Louis the Pious, son of Charlemagne, caused a new Church to be built over the Haslach foundation to receive the remains of the holy Bishop Florentius who was first buried in St Thomas in Strasbourg where he died. The translatio took place on 7 November 810 and was pronounced a Feast day to be celebrated by the entire Diocese and so it has remained.
This is the Florentiusfest, held yearly on the Sunday following 7 November when the Shrine and a life-size wooden Statue of the Patron Saint are borne in procession around the village of Niederhaslach. Later in the day, pilgrims visit Oberhaslach where they pray in the Chapelle Saint-Florent.

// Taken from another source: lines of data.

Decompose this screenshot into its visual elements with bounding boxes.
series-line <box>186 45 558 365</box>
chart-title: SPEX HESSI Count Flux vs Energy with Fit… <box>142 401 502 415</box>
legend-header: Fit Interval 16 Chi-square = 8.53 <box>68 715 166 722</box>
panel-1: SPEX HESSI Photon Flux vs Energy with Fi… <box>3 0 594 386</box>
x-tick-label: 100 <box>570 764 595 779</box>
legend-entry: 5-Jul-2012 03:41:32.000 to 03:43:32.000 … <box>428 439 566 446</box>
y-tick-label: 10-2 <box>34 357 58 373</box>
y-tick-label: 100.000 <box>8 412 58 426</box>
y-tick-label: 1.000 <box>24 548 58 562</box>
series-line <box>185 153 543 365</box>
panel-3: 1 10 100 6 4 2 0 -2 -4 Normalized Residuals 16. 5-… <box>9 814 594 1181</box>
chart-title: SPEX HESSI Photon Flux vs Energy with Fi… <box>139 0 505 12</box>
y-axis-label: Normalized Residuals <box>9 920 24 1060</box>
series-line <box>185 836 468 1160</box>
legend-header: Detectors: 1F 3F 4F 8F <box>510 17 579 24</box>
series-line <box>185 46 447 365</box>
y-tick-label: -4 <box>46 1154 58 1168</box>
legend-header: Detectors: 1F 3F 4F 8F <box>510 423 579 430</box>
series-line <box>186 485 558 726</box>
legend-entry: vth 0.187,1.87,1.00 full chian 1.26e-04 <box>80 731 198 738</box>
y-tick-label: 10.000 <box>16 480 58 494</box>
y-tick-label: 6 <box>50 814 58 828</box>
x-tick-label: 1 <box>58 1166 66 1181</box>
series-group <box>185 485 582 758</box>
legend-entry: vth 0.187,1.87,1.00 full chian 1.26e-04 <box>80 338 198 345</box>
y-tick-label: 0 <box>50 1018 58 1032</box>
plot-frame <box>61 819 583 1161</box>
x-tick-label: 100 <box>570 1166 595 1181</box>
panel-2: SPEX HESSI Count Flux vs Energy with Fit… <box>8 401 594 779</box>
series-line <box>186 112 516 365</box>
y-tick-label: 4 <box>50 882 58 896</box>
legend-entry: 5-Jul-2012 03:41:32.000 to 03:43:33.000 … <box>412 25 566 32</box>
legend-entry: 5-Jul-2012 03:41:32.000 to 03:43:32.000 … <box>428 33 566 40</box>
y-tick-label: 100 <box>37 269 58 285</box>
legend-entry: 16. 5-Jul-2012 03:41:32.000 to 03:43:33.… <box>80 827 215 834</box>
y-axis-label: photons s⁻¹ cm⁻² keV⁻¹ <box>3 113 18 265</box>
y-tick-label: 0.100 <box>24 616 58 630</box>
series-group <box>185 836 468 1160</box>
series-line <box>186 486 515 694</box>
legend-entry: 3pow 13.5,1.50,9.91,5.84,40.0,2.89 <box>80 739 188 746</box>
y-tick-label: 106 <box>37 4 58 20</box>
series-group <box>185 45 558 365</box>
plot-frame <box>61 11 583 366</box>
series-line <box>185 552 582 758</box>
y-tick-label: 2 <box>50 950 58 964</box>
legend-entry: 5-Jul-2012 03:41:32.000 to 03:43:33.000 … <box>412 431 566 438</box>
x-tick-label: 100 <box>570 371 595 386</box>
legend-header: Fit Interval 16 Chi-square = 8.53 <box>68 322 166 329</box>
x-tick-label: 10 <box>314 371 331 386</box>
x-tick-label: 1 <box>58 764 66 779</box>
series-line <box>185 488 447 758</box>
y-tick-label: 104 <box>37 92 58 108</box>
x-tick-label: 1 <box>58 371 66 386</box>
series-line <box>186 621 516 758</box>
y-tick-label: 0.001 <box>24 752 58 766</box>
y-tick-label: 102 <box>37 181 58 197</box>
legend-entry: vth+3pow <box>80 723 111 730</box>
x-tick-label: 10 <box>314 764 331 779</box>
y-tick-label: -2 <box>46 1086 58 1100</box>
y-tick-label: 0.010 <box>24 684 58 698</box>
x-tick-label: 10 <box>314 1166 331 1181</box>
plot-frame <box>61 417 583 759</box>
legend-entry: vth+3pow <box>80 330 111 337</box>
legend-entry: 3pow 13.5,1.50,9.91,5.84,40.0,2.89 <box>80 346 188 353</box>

Halsach, whether Ober (Upper)or Nieder (lower), are modest enough villages to harbour so majestic a Church, but the Bishops of Strasburg had once their summer residence here and the place was not divided… The west facade with its slender Gothic portal bears the legend of St Florentius. Inside, we encounter again, the story of Florentius, as a worker of miracles, in one of the stained glass windows… The Altar of St Brigid is gone but Florentius’ relics are in a niche in the choir, his gilded Shrine of 1716 replacing a priceless relic that was robbed in 1525, when the Saint’s remains were thrown on the Church floor. Taken to safety, restored to the Church, then hidden again in various private houses, they were eventually brought back to rest after the French Revolution subsided.
Beside these depredations, the worldy remains of Florentius had other ordeals to overcome, being for centuries the object of fierce controversy between Strasburg and Haslach, both proclaiming to be in possession of them. This endless ‘War of the Relics’ obliged the German Emperor, Karl IV to intervene in the year 1353 in person. He caused the contents of both reliquaries to be examined, after which,, to the joy of Haslach’s Augustinians, the affair was settled in their favour. Gratified, they presented the monarch wih an arm of the holy Patron, which he took with him to his residence in Prague. A special Altar was provided for the Florentius relic in the Cathedral and there it has, hopefully, remained.
Florentius had started off with a hermitage in the wooded Haslach valley, near the present village of Oberhaslach. Several place-names in the vicinity bear out the tradition of this eremitic community, a site to the northeast of the village. References are given in Strasburg’s early Diocesan files to ‘Priests’ quarters, described as ‘of the Irish’. Considering that these sites were wiped out in the wars, the reference is most welcome and revealing. The pilgrims’ Church of Oberhaslach, does its part in keeping alive the Florentius tradition. The vintage image below shows St Florentius with wild animals on the edge of a ‘cityscape’ – it seems to indicate the many wondrous talents and achievements of this ancient Saint – what a pity we have such a sparcity of information on his holy life.
There an old Roman road leading off in a north-easterly direction to Marlenheim is also indicative. Marlenheim was once the seat of Merovingian Royalty, who donated land to Florentius for a missionary station. The proximity of the Palace brings to mind the miraculous cure of King Dagobert’s daughter, a miracle performed by Florentius, portrayed both in stone and in painted glass, in Niederhaslach’s noble Church. The legend records how the Saint, on arrival, hung up his cloak on a sunbeam – how lovely a thought!